Nocturnes, Kazuo Ishiguro

I have recently been concentrating on writing short stories. I have several sparkling beginnings and an equivalent amount of flat ends.

So, in the interests of learning of such rudiments as structure and what have you, I have been reading various anthologies. The one collection I could not put down was Nocturnes: Five Stories of Music and Nightfall by Kazuro Ishiguro. It consists of five stories linked by the common theme of music. Occasionally the same character, or reference to such, crops up within the stories.


The first, Crooner, takes place in Venice, where 'one of the 'gypsies”, an outsider, a Hungarian guitarist by the name of Janeck, plays in various bands around St. Marks Square.

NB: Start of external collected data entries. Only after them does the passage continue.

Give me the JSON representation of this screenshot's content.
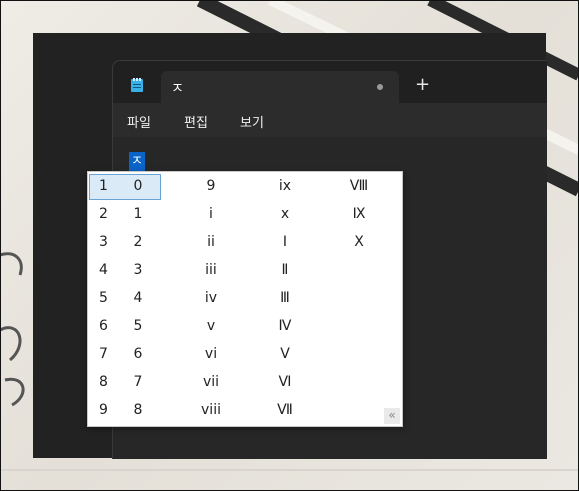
{
  "window": {
    "tab_title": "ㅈ",
    "new_tab_label": "+",
    "app_icon": "notepad-icon",
    "tab_modified_icon": "unsaved-dot-icon"
  },
  "menu": {
    "items": [
      "파일",
      "편집",
      "보기"
    ]
  },
  "editor": {
    "text": "ㅈ"
  },
  "ime": {
    "numbers": [
      "1",
      "2",
      "3",
      "4",
      "5",
      "6",
      "7",
      "8",
      "9"
    ],
    "columns": [
      [
        "0",
        "1",
        "2",
        "3",
        "4",
        "5",
        "6",
        "7",
        "8"
      ],
      [
        "9",
        "i",
        "ii",
        "iii",
        "iv",
        "v",
        "vi",
        "vii",
        "viii"
      ],
      [
        "ix",
        "x",
        "Ⅰ",
        "Ⅱ",
        "Ⅲ",
        "Ⅳ",
        "Ⅴ",
        "Ⅵ",
        "Ⅶ"
      ],
      [
        "Ⅷ",
        "Ⅸ",
        "Ⅹ",
        "",
        "",
        "",
        "",
        "",
        ""
      ]
    ],
    "expand_label": "«",
    "selected_index": 0
  },
  "colors": {
    "accent": "#0a64c8",
    "selection": "#dbeaf7",
    "window_bg": "#272727"
  }
}
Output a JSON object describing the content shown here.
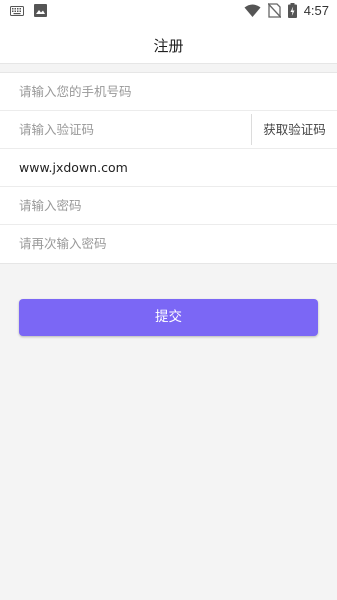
{
  "status_bar": {
    "time": "4:57",
    "icons": [
      "keyboard-icon",
      "image-icon",
      "wifi-icon",
      "no-sim-icon",
      "battery-charging-icon"
    ]
  },
  "header": {
    "title": "注册"
  },
  "form": {
    "phone": {
      "value": "",
      "placeholder": "请输入您的手机号码"
    },
    "code": {
      "value": "",
      "placeholder": "请输入验证码",
      "button_label": "获取验证码"
    },
    "username": {
      "value": "www.jxdown.com",
      "placeholder": ""
    },
    "password": {
      "value": "",
      "placeholder": "请输入密码"
    },
    "password_confirm": {
      "value": "",
      "placeholder": "请再次输入密码"
    }
  },
  "submit": {
    "label": "提交"
  },
  "colors": {
    "accent": "#7b67f5",
    "background": "#f4f4f4",
    "surface": "#ffffff"
  }
}
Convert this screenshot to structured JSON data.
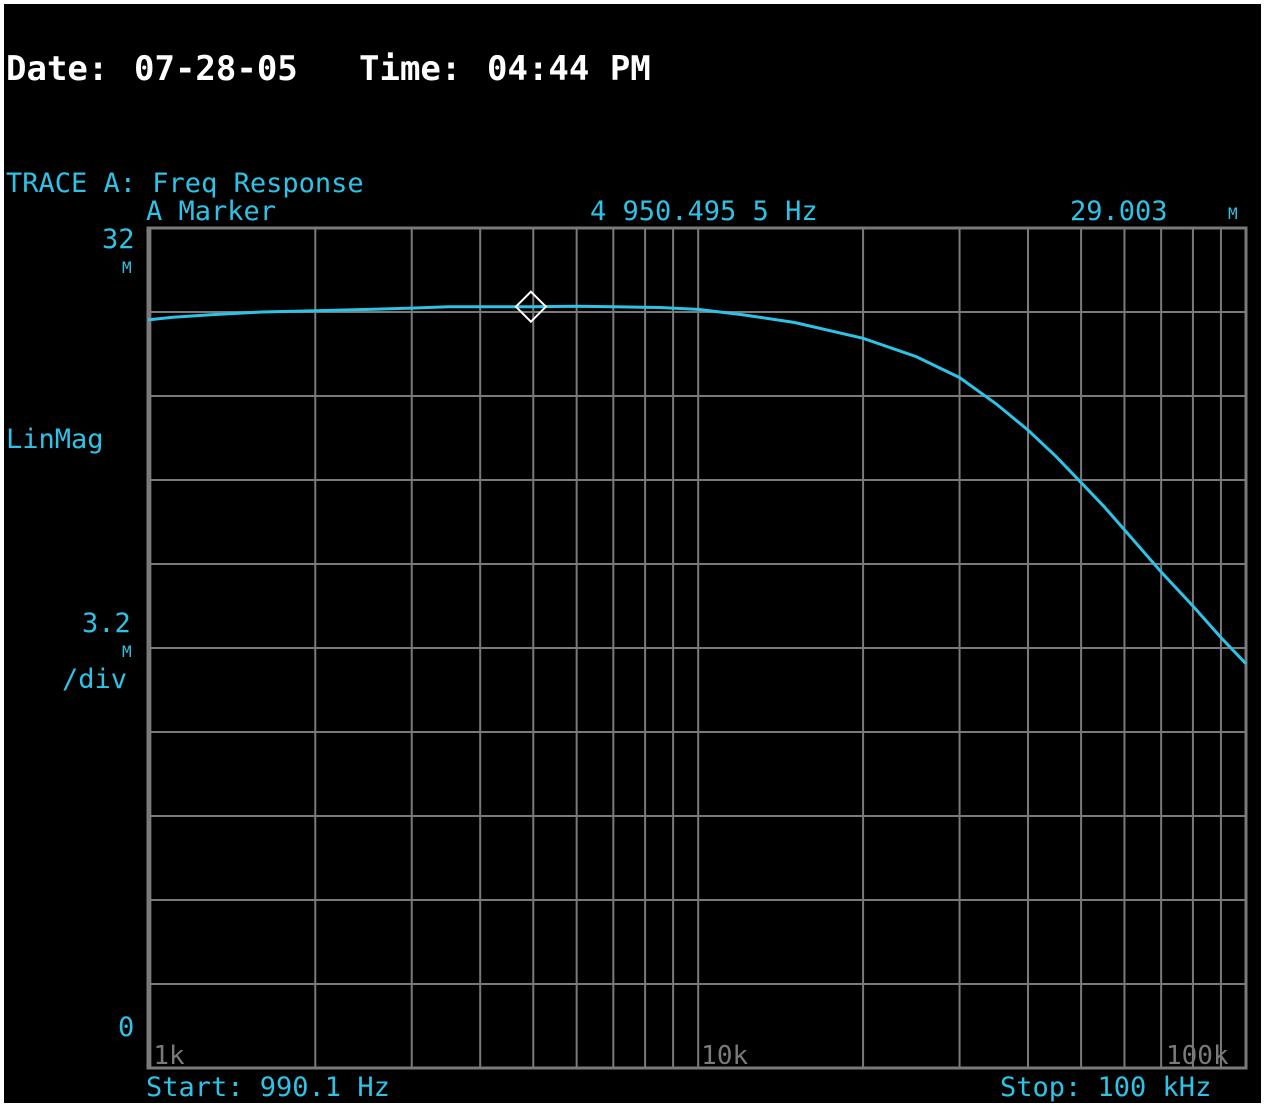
{
  "header": {
    "date_label": "Date:",
    "date_value": "07-28-05",
    "time_label": "Time:",
    "time_value": "04:44 PM"
  },
  "trace": {
    "name": "TRACE A: Freq Response",
    "marker_label": "A Marker",
    "marker_frequency": "4 950.495 5 Hz",
    "marker_value": "29.003",
    "marker_unit": "M"
  },
  "scale": {
    "top_value": "32",
    "top_unit": "M",
    "format": "LinMag",
    "per_div_value": "3.2",
    "per_div_unit": "M",
    "per_div_suffix": "/div",
    "bottom_value": "0"
  },
  "sweep": {
    "start": "Start: 990.1 Hz",
    "stop": "Stop: 100 kHz"
  },
  "colors": {
    "background": "#000000",
    "grid": "#7a7a7a",
    "trace": "#2ec3e6",
    "header_text": "#ffffff",
    "marker": "#ffffff"
  },
  "chart_data": {
    "type": "line",
    "x_scale": "log",
    "xlim": [
      990.1,
      100000
    ],
    "ylim": [
      0,
      32
    ],
    "y_units": "M",
    "grid": true,
    "x_tick_labels": [
      {
        "label": "1k",
        "value": 1000
      },
      {
        "label": "10k",
        "value": 10000
      },
      {
        "label": "100k",
        "value": 100000
      }
    ],
    "series": [
      {
        "x": [
          990.1,
          1100,
          1300,
          1600,
          2000,
          2500,
          3000,
          3500,
          4000,
          4950,
          6000,
          7000,
          8500,
          10000,
          12000,
          15000,
          20000,
          25000,
          30000,
          35000,
          40000,
          45000,
          50000,
          55000,
          60000,
          70000,
          80000,
          90000,
          100000
        ],
        "y": [
          28.5,
          28.6,
          28.7,
          28.8,
          28.85,
          28.9,
          28.95,
          29.0,
          29.0,
          29.003,
          29.02,
          29.0,
          28.97,
          28.9,
          28.7,
          28.4,
          27.8,
          27.1,
          26.3,
          25.3,
          24.3,
          23.3,
          22.3,
          21.4,
          20.5,
          18.9,
          17.6,
          16.4,
          15.4
        ]
      }
    ],
    "marker": {
      "x": 4950.4955,
      "y": 29.003
    }
  }
}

One day, he spots an American crooner of the past, Tony Gardner, a favourite of his mother and one of the greats.

The two meet and Janeck is introduced to Gardner's wife, Lindy. Their relationship, that of Gardner and is wife, is ambivalent at this stage. When Lindy leaves, Gardner outlines a plan he has in mind for this special trip he and his wife have made, and that is that Janeck should accompany him on guitar while he, Gardner, surprises his wife with a serenade made from a gondola while she is in her hotel room later that evening. Janeck is stunned by the romance of these older people.

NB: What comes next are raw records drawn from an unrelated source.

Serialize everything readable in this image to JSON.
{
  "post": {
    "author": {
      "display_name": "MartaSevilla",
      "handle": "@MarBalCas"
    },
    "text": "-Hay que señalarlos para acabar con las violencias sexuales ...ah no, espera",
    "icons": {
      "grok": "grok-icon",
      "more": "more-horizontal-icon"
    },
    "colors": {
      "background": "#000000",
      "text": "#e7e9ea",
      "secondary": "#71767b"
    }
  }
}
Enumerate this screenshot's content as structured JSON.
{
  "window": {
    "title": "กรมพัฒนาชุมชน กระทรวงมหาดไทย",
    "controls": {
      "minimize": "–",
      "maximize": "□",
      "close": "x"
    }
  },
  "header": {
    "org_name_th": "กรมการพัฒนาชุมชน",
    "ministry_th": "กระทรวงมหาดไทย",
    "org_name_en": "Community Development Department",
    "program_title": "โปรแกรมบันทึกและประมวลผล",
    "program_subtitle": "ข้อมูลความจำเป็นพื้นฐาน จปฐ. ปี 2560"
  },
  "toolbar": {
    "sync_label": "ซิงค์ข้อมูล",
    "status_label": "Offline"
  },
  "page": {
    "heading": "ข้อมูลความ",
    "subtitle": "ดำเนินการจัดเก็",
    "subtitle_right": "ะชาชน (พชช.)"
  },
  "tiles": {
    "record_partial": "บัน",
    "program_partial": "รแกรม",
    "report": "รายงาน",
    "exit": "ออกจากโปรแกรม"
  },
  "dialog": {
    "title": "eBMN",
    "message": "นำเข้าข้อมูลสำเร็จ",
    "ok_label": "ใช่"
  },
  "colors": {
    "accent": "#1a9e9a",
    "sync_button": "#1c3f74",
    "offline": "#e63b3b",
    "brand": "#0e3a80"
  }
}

As the story develops, we learn how Lindy plotted and planned with other girls in an LA café to ensnare a star. First there was a marriage to another singer, but one in a minor league, who was swiftly divorced once she had caught the eye of the premier league player, Gardner. It was a business Gardner accepted. However, over the years they had fallen in love and now he wanted to serenade her. Yet, as they circle in a gondola poled by a viperous gondolier already known to Janeck for his Janus-faced behaviour, one opinion to his face, another behind his back, waiting for a light to appear in Lindy's room, Gardner appears surprisingly gloomy.

At last a light appears yet still Gardner seems reluctant. Eventually, he starts to sing and Lindy, attracted by the sound, appears at the window. She does not swoon or smile but seems irritated by his attentions. She retreats from the window as Gardner sings a song of particular romantic significance to the two. As he ends his third and final song, weeping can be heard from the room.

Janeck is very confused until Gardner elucidates. Though they are both very much in love, he is making a comeback and needs a younger wife to suit his new image. So they are separating and this is the swansong.


I found this the most difficult of all the stories. I could not accept the premise until I dwelt on Ishiguro's elaboration of the gondolier character. It then occurred to me he is the cousin of Iago, and, of course, the setting is Venice, and there is a murder of sorts – Killing me softly with his song –  in the final scene of the spouse by her love-stricken husband. Moreover, marriages for status and power have always been arranged, one way or another, back to the Bard's day and before.

I may have spoiled the story, but I cannot possibly have spoiled your enjoyment of reading Ishiguro's words. What strikes me forcibly about his writing is the translucence of his language. There is no showing off, no reaching for the dictionary, just simple prose, all the more elegant for its simplicity.

I see I have not written a jot about structure and what I have learned. One for a later date, perhaps.